Aku pernah bekerja di koran yang dipimpin Junaini. Tetapi aku tak peduli penilaian orang terhadap mantan wartawan The Jakarta Post itu. Bagiku Andreas adalah penemu bakat, dia sudah mengajar banyak wartawan—di negeri tanpa nabi yang begitu bangga menyebut dirinya Indonesia ini—bagaimana cara menghasilkan karya jurnalistik yang bermutu. Andreas sangat percaya karya jurnalistik yang bagus dapat mengubah dunia.

Andreas menenteng kardus berisi oleh-oleh dari sang mertua. Ada langsat punggur, chencalok kesukaan Safariah dan lain sebagainnya. Safariah adalah istri Andreas. Beban tampaknya sangat berat. Tangan lain mengamit tas berisi Lumpia yang baru dibelinya di sebuah toko roti, Jalan Gajah Mada.
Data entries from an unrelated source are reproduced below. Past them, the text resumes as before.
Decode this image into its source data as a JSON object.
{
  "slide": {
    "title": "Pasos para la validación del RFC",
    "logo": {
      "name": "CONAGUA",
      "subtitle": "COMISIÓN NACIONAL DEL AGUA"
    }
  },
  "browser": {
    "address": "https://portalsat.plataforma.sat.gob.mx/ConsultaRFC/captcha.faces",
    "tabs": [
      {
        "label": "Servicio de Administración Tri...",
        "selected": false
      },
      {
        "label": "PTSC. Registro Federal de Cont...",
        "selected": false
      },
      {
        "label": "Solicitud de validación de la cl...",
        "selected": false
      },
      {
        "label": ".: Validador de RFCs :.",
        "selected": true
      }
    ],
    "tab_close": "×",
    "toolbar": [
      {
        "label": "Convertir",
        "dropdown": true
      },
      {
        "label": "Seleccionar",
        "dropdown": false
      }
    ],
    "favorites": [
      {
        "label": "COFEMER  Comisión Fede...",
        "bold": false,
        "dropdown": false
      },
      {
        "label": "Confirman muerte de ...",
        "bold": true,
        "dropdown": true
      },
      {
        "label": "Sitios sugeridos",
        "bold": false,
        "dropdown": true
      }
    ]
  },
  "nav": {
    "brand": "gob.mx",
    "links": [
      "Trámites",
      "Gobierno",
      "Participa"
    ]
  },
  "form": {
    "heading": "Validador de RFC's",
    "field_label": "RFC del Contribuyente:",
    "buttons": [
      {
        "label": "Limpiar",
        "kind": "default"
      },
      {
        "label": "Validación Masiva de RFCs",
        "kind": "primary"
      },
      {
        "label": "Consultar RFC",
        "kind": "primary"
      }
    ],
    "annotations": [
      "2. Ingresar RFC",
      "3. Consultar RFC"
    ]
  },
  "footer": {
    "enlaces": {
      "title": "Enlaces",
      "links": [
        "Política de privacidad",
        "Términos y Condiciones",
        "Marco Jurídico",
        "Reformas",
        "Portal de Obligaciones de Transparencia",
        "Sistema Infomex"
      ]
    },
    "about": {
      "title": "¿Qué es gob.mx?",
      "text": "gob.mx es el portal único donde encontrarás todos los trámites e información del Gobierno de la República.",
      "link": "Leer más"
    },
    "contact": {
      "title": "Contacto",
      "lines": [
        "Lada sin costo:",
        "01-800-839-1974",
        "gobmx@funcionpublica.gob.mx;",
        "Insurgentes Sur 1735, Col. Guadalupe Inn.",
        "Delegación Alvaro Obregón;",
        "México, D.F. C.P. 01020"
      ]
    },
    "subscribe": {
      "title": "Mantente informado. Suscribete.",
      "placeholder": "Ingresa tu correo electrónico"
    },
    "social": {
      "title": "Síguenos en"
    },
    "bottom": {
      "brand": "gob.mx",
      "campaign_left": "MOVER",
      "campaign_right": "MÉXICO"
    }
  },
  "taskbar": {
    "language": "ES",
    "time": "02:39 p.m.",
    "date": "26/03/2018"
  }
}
”Norman sangat suka lumpia Pontianak,” katanya saat kami membelinya tadi. Norman adalah anak lelaki Andreas.


Dia bergegas ke pintu masuk untuk check in. Andreas datang ke Pontianak beberapa hari yang lalu untuk memberikan workshop Narrative Reporting kelas Pontianak, 10-14 November di Hotel Peony. Yayasan Pantau dan Tribune Institute menggagas kegiatan ini. FLEGT-Support Project menjadi sponsornya.


Dwi bergegas menyusul Andreas. Berri masih di belakang stir sambil mengawasi kami mengangangkat barang.


”Jangan bergerak dulu ya...!”
 

Tapi baru beberapa langkah aku menuju peron, Berri pun menginjak pedal gas. Belum sempat sempurna, mobil batuk-batuk dan mati mendadak. Jok mobil yang sedikit menekuk ke depan ikut terayun dan gedebug! Notebook-ku yang tadi masih terbuka terhantam dengan keras. Aku tadi tak sempat menutupnya karena tangan penuh barang dan jok mobil memang belum disandarkan ke posisi semula. 

Aku menjerit tertahan. Berri pula hanya nenyengir kuda setelah menyadari notebookku telah jadi korban. Aku ke mobil setengah berlari, memeriksa notebook yang tadi masih menyala. Tadi aku belum sempat menyimpannya ke dalam tas, karena sepanjang jalan kugunakan mengedit berita halaman 12 koran Borneo Tribune yang sudah diambang deadline. 

Internet juga masih terpasang karena sedang mengirim berita yang kuedit tadi ke kantor redaksi via email. HP Sony Ericson yang kujadikan modem, kuletakkan di atasnya.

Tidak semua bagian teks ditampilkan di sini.